- O governo dos Estados Unidos avalia retomar sanções contra o ministro Alexandre de Moraes, do Supremo Tribunal Federal, possivelmente com base na Lei Magnitsky.
- Moraes já foi alvo de sanções em julho de 2025, que restringiam o uso de serviços de empresas norte‑americanas e congelavam bens; as medidas foram suspensas em dezembro de 2025.
- A decisão de 2025 também atingiu a advogada Viviane Barci, esposa de Moraes, e o Lex Instituto de Estudos Jurídicos; com a suspensão, as restrições perderam efeitos práticos.

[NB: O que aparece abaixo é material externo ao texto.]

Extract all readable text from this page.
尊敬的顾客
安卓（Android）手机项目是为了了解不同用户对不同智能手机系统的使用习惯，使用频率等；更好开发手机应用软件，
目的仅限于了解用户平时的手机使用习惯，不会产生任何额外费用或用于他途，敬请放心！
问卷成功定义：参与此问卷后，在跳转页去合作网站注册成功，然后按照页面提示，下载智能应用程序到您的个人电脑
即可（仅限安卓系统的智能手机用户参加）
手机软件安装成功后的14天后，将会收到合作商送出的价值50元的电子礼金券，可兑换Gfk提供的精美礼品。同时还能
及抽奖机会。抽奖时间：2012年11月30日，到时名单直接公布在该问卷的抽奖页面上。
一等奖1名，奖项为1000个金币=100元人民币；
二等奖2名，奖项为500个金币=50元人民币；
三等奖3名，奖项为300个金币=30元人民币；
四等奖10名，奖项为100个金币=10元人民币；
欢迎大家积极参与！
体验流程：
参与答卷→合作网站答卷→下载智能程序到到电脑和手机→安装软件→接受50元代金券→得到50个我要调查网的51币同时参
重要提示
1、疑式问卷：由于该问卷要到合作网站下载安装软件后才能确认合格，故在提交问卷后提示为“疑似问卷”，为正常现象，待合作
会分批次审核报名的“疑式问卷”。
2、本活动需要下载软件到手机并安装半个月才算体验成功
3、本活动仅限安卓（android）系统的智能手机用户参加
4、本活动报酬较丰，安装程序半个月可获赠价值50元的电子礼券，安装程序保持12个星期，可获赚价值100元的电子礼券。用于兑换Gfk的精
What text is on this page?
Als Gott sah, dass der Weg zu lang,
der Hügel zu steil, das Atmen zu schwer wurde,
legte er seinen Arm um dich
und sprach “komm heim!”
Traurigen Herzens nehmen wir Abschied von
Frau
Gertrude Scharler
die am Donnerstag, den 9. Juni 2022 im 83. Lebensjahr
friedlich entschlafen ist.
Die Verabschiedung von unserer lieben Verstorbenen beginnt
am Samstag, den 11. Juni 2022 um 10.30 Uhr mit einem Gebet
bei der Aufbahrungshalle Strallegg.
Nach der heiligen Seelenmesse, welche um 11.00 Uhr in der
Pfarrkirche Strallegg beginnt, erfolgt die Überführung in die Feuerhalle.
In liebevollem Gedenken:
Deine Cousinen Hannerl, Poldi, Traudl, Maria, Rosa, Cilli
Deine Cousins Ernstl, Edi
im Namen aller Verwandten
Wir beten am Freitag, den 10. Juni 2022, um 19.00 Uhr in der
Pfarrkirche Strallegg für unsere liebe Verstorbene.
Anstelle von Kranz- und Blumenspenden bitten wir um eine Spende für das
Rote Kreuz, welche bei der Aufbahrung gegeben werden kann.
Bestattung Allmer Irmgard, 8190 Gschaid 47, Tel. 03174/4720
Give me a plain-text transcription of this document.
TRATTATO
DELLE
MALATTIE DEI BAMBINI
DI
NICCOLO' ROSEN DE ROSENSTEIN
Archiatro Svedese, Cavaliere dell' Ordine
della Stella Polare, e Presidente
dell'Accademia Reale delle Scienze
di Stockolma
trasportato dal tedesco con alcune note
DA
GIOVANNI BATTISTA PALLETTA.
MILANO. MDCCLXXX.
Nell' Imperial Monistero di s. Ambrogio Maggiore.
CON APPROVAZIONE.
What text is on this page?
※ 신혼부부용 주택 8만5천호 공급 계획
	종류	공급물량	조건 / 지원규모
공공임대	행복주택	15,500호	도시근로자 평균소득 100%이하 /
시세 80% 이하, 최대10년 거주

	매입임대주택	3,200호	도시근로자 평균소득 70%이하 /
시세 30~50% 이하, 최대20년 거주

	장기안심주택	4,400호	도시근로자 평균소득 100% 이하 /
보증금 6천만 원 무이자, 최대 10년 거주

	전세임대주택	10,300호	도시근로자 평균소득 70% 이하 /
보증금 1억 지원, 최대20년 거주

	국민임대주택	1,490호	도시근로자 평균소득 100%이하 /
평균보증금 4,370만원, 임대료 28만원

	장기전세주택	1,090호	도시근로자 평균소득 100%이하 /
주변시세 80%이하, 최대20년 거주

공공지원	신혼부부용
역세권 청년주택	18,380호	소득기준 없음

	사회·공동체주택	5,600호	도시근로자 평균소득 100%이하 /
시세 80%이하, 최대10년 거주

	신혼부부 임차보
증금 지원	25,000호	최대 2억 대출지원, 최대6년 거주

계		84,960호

- O jornalista Paulo Figueiredo Filho afirma que Moraes continua designado como violador de direitos humanos pelo Global Magnitsky Act e que as sanções poderiam retornar sem novo processo, dependendo de decisão política da Casa Branca.
- O Departamento de Estado acompanha decisões judiciais envolvendo Moraes, com Darren Beattie atuando como assessor sênior; Moraes autorizou Beattie a visitar Jair Bolsonaro no Complexo da Papuda, em Brasília.
O governo dos Estados Unidos avalia a possibilidade de retomar sanções contra o ministro Alexandre de Moraes, do Supremo Tribunal Federal. A medida poderia usar a Lei Magnitsky, instrumento para restringir autoridades envolvidas em violações de direitos humanos. A informação é do portal Metrópoles, que cita três fontes.
Segundo as fontes, integrantes da administração de Donald Trump discutiram o tema ao longo do último mês. Moraes já foi alvo de sanções em julho de 2025, que impediram o ministro de negociar ou usar serviços de empresas norte-americanas e determinaram o congelamento de bens no país.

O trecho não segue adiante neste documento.